There’s another reason Big Pharma wants to kill anything out of reconciliation. Not only would that $3.5 trillion plan raise domestic corporate tax rates, but it would institute a 15% federal tax on overseas profits. Big Pharma has a lot of overseas plants. And, most importantly for the drug makers, it would let Medicare bargain down drug prices, just as the Veterans Affairs Department, Medicaid, and the Defense Department can bargain them down now.
With those four agencies accounting for about half of all U.S. health care spending, including spending on drugs, letting the largest of them, Medicare, drive down prices would drive down drug company revenues and profits, too.
“At least 60 new treatments and cures will be sacrificed if this” drug price bargaining “proposal becomes reality and is further proof that patients with devastating disease could be denied access to medicines today and in the future,” PHARMA CEO Steven Ubl said on its website. “Members of Congress shouldn’t buy the false choice that we have to have fewer life-saving treatments to lower drug costs.”
Progressive groups and lawmakers are raising alarm about the corporate push to keep their riches, by avoiding taxes, including the proposed hike on overseas profits. “This is what oligarchy and a corrupt political system are all about.
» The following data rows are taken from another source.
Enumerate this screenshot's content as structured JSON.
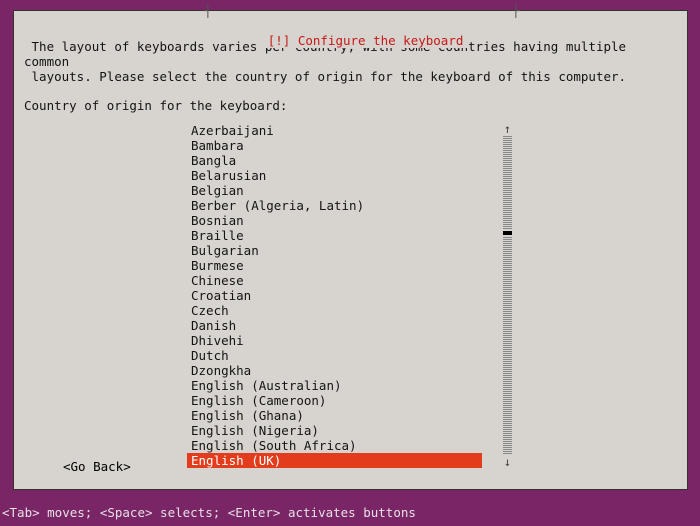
{
  "dialog": {
    "title": "[!] Configure the keyboard",
    "intro": " The layout of keyboards varies per country, with some countries having multiple common\n layouts. Please select the country of origin for the keyboard of this computer.",
    "prompt": " Country of origin for the keyboard:",
    "go_back": "<Go Back>"
  },
  "list": {
    "items": [
      "Azerbaijani",
      "Bambara",
      "Bangla",
      "Belarusian",
      "Belgian",
      "Berber (Algeria, Latin)",
      "Bosnian",
      "Braille",
      "Bulgarian",
      "Burmese",
      "Chinese",
      "Croatian",
      "Czech",
      "Danish",
      "Dhivehi",
      "Dutch",
      "Dzongkha",
      "English (Australian)",
      "English (Cameroon)",
      "English (Ghana)",
      "English (Nigeria)",
      "English (South Africa)",
      "English (UK)"
    ],
    "selected_index": 22
  },
  "scroll": {
    "up_glyph": "↑",
    "down_glyph": "↓"
  },
  "status": "<Tab> moves; <Space> selects; <Enter> activates buttons"
}
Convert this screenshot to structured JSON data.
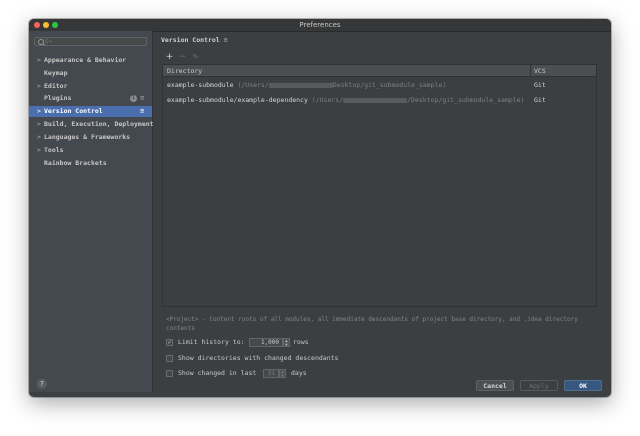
{
  "window": {
    "title": "Preferences"
  },
  "sidebar": {
    "search_placeholder": "Q→",
    "items": [
      {
        "label": "Appearance & Behavior",
        "expandable": true
      },
      {
        "label": "Keymap",
        "expandable": false
      },
      {
        "label": "Editor",
        "expandable": true
      },
      {
        "label": "Plugins",
        "expandable": false,
        "badge": "1"
      },
      {
        "label": "Version Control",
        "expandable": true,
        "selected": true
      },
      {
        "label": "Build, Execution, Deployment",
        "expandable": true
      },
      {
        "label": "Languages & Frameworks",
        "expandable": true
      },
      {
        "label": "Tools",
        "expandable": true
      },
      {
        "label": "Rainbow Brackets",
        "expandable": false
      }
    ],
    "help_label": "?"
  },
  "main": {
    "breadcrumb": "Version Control",
    "toolbar": {
      "add": "+",
      "remove": "−",
      "edit": "✎"
    },
    "table": {
      "columns": [
        "Directory",
        "VCS"
      ],
      "rows": [
        {
          "name": "example-submodule",
          "path_prefix": "(/Users/",
          "path_suffix": "Desktop/git_submodule_sample)",
          "vcs": "Git"
        },
        {
          "name": "example-submodule/example-dependency",
          "path_prefix": "(/Users/",
          "path_suffix": "/Desktop/git_submodule_sample)",
          "vcs": "Git"
        }
      ]
    },
    "note": "<Project> - Content roots of all modules, all immediate descendants of project base directory, and .idea directory contents",
    "options": {
      "limit_history": {
        "label": "Limit history to:",
        "checked": true,
        "value": "1,000",
        "unit": "rows"
      },
      "show_changed_descendants": {
        "label": "Show directories with changed descendants",
        "checked": false
      },
      "show_changed_in_last": {
        "label": "Show changed in last",
        "checked": false,
        "value": "31",
        "unit": "days"
      }
    }
  },
  "footer": {
    "cancel": "Cancel",
    "apply": "Apply",
    "ok": "OK"
  },
  "colors": {
    "accent": "#4b6eaf",
    "ok_button": "#365880",
    "background": "#3c3f41",
    "sidebar": "#44494f"
  }
}
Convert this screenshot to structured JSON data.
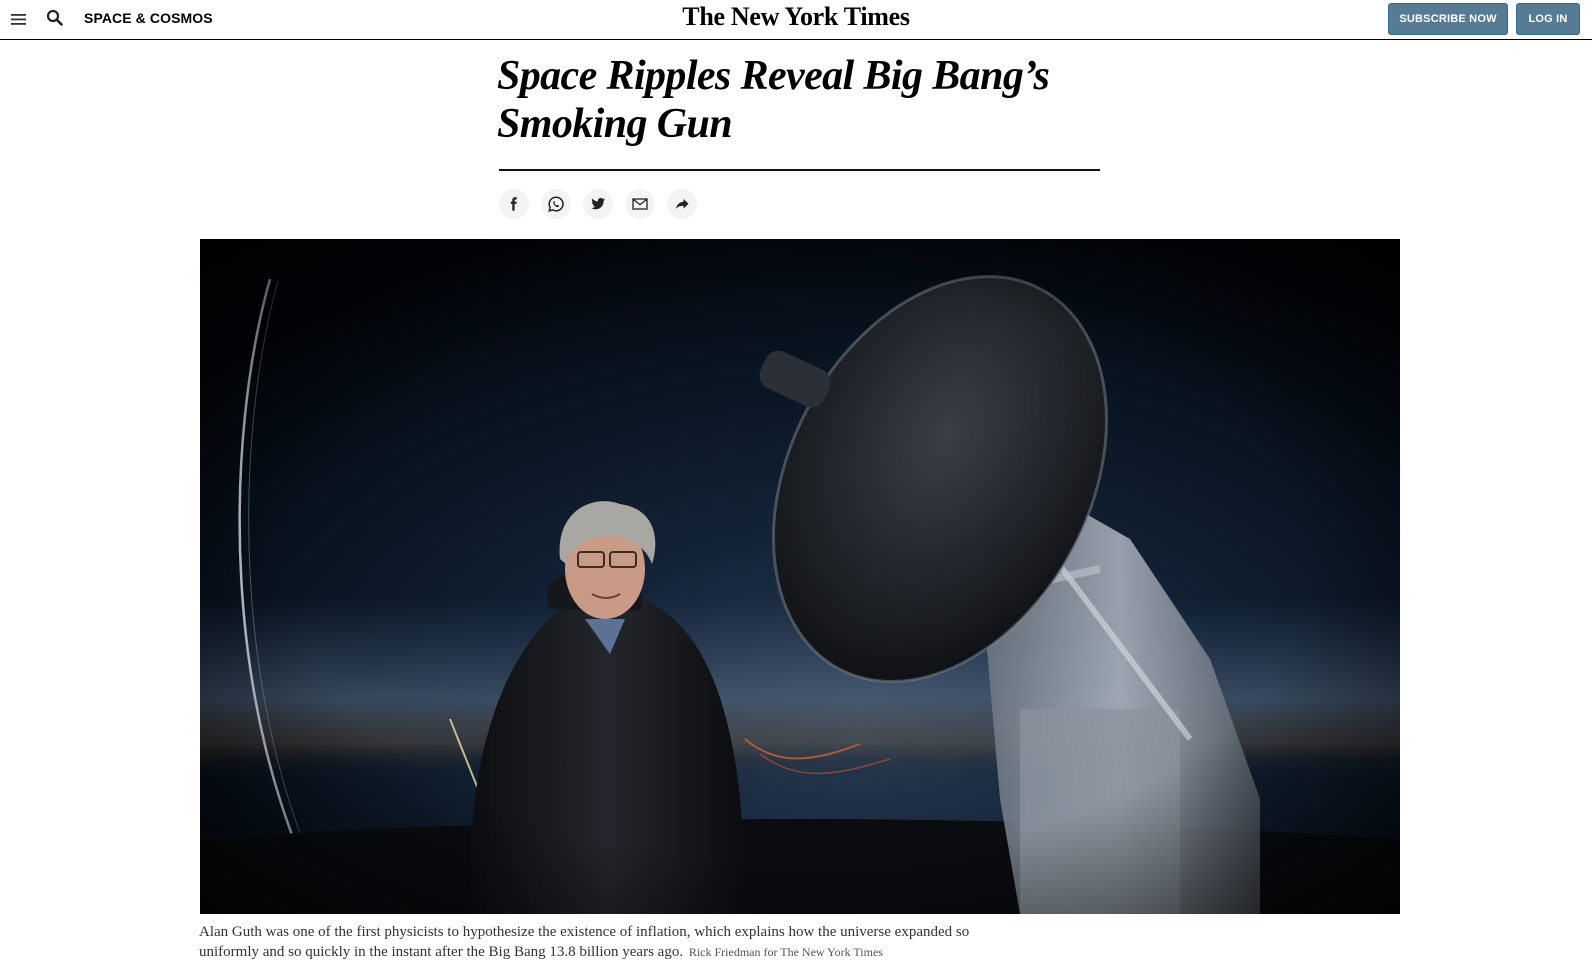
{
  "topbar": {
    "section": "SPACE & COSMOS",
    "masthead": "The New York Times",
    "subscribe_label": "SUBSCRIBE NOW",
    "login_label": "LOG IN",
    "icons": [
      "menu-icon",
      "search-icon"
    ]
  },
  "article": {
    "headline_line1": "Space Ripples Reveal Big Bang’s",
    "headline_line2": "Smoking Gun"
  },
  "share": {
    "icons": [
      "facebook-icon",
      "whatsapp-icon",
      "twitter-icon",
      "email-icon",
      "share-icon"
    ]
  },
  "photo": {
    "caption": "Alan Guth was one of the first physicists to hypothesize the existence of inflation, which explains how the universe expanded so uniformly and so quickly in the instant after the Big Bang 13.8 billion years ago.",
    "credit": "Rick Friedman for The New York Times"
  },
  "colors": {
    "button_blue": "#567b95",
    "text": "#121212",
    "share_bg": "#f4f4f4"
  }
}
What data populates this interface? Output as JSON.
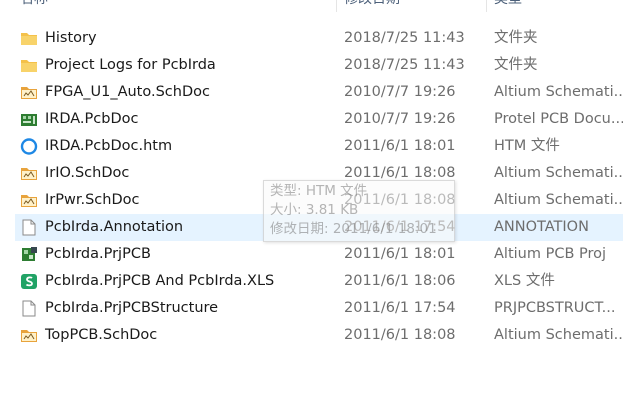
{
  "header": {
    "name": "名称",
    "date": "修改日期",
    "type": "类型"
  },
  "files": [
    {
      "name": "History",
      "date": "2018/7/25 11:43",
      "type": "文件夹",
      "icon": "folder-icon"
    },
    {
      "name": "Project Logs for PcbIrda",
      "date": "2018/7/25 11:43",
      "type": "文件夹",
      "icon": "folder-icon"
    },
    {
      "name": "FPGA_U1_Auto.SchDoc",
      "date": "2010/7/7 19:26",
      "type": "Altium Schemati...",
      "icon": "schdoc-icon"
    },
    {
      "name": "IRDA.PcbDoc",
      "date": "2010/7/7 19:26",
      "type": "Protel PCB Docu...",
      "icon": "pcbdoc-icon"
    },
    {
      "name": "IRDA.PcbDoc.htm",
      "date": "2011/6/1 18:01",
      "type": "HTM 文件",
      "icon": "browser-icon"
    },
    {
      "name": "IrIO.SchDoc",
      "date": "2011/6/1 18:08",
      "type": "Altium Schemati...",
      "icon": "schdoc-icon"
    },
    {
      "name": "IrPwr.SchDoc",
      "date": "2011/6/1 18:08",
      "type": "Altium Schemati...",
      "icon": "schdoc-icon"
    },
    {
      "name": "PcbIrda.Annotation",
      "date": "2011/6/1 17:54",
      "type": "ANNOTATION",
      "icon": "blank-file-icon"
    },
    {
      "name": "PcbIrda.PrjPCB",
      "date": "2011/6/1 18:01",
      "type": "Altium PCB Proj",
      "icon": "prjpcb-icon"
    },
    {
      "name": "PcbIrda.PrjPCB And PcbIrda.XLS",
      "date": "2011/6/1 18:06",
      "type": "XLS 文件",
      "icon": "spreadsheet-icon"
    },
    {
      "name": "PcbIrda.PrjPCBStructure",
      "date": "2011/6/1 17:54",
      "type": "PRJPCBSTRUCT...",
      "icon": "blank-file-icon"
    },
    {
      "name": "TopPCB.SchDoc",
      "date": "2011/6/1 18:08",
      "type": "Altium Schemati...",
      "icon": "schdoc-icon"
    }
  ],
  "selected_index": 7,
  "tooltip": {
    "type_line": "类型: HTM 文件",
    "size_line": "大小: 3.81 KB",
    "date_line": "修改日期: 2011/6/1 18:01"
  },
  "colors": {
    "selection": "#e5f3ff",
    "folder": "#f4c14a",
    "schdoc": "#e8a33c",
    "pcb": "#2e7d32",
    "browser": "#1e88e5",
    "spreadsheet": "#21a366"
  }
}
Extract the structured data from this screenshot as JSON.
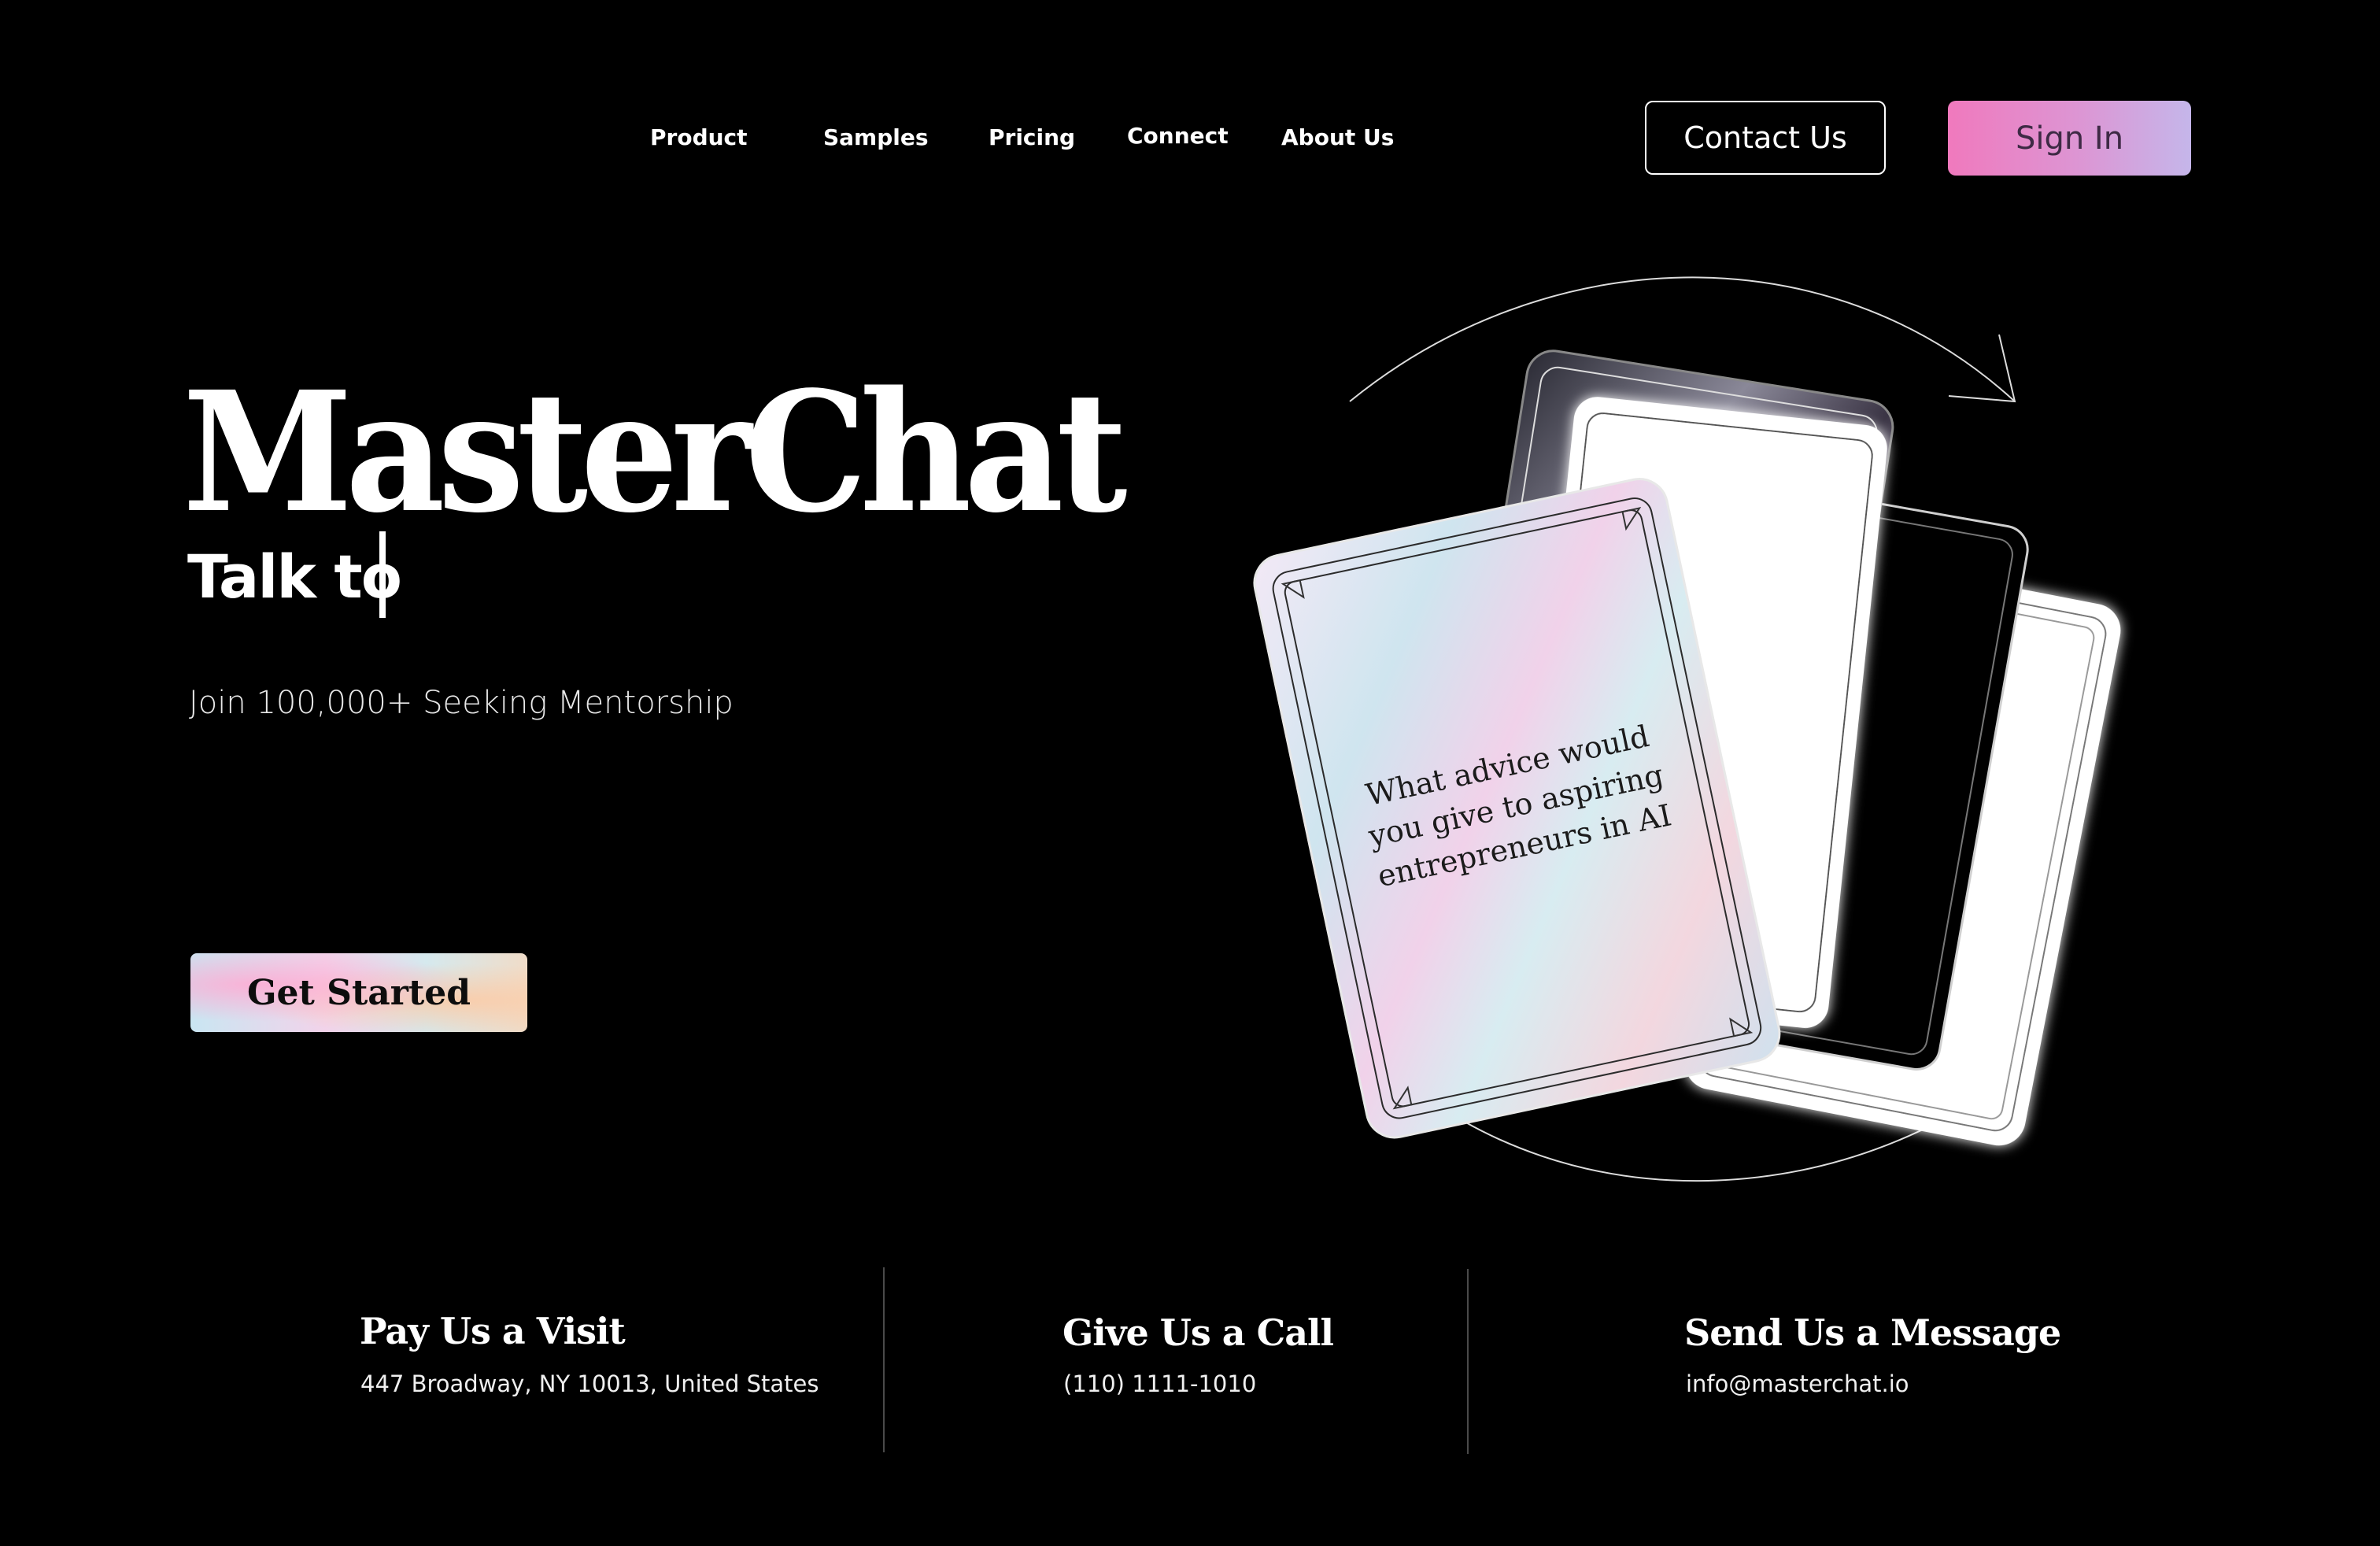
{
  "nav": {
    "links": [
      "Product",
      "Samples",
      "Pricing",
      "Connect",
      "About Us"
    ],
    "contact_button": "Contact Us",
    "signin_button": "Sign In"
  },
  "hero": {
    "brand": "MasterChat",
    "talk_to": "Talk to",
    "tagline": "Join 100,000+ Seeking Mentorship",
    "cta": "Get Started",
    "card_question": [
      "What advice would",
      "you give to aspiring",
      "entrepreneurs in AI"
    ]
  },
  "contact": {
    "visit": {
      "title": "Pay Us a Visit",
      "text": "447 Broadway, NY 10013, United States"
    },
    "call": {
      "title": "Give Us a Call",
      "text": "(110) 1111-1010"
    },
    "message": {
      "title": "Send Us a Message",
      "text": "info@masterchat.io"
    }
  },
  "colors": {
    "background": "#000000",
    "signin_gradient": [
      "#f079bd",
      "#c5b6ea"
    ]
  }
}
The rich and large corporations get richer, and their lobbyists do everything possible to protect their wealth and greed. Not this time,” Sanders tweeted.
“Our members live and work in every congressional district in the country, and they expect their representatives in Congress to take action now to fix the broken system that puts their jobs at risk,” the AFL-CIO and 11 unions wrote to Rep. Richard Neal, D-Mass., chair of the tax-writing House Ways and Means Committee, just before Labor Day.
“Right now, offshore profits of American corporations are taxed at roughly half the rate applied to U.S. profits under the rules enacted as part of the Tax Cuts and Jobs Act (TCJA) of 2017,” the unions said. “Other provisions in the TCJA punish firms for their investments here.
“U.S. multinationals currently pay an effective tax rate of 7.8%, according to the Joint Committee on Taxation, far lower than the 18.1% effective rate levied by our top ten global trading partners. Non-partisan analysis by Reuters confirms that even if all of the proposed Build Back Better corporate tax reforms are enacted, U.S. firms will still pay an effective tax rate that is several points lower than their foreign rivals,” the unions added (their emphasis).
They also noted Biden’s Treasury Department proposed two federal rules to stop other corporate tax dodges. One would crackdown on firms that sell themselves to foreign firms to avoid U.S. taxes, by limiting those combined firms’ access to the U.S. market. The other would ban “inversions,” where the U.S. multi-national reincorporates in an overseas tax haven and channels profits there. Some $97 billion in profits were reported from Bermuda alone last year.
“This kind of offshore corporate tax dodging…benefits corporate shareholders who are mostly wealthy Americans and foreign investors. A recent study found 40% of the shares in American corporations are owned by foreign investors. Corporate tax dodging is a bad deal for working people—and our members know it,” the unions’ letter to Neal said.
Besides the AFL-CIO, other unions on the letter were the Communications Workers, the Auto Workers, the Teamsters, AFSCME, the Teachers (AFT), the Bakery Confectionery and Tobacco Workers & Grain Millers, the Machinists, the Professional and Technical Engineers, the National Education Association, the Service Employees, Unite Here, the Steelworkers and the Utility Workers.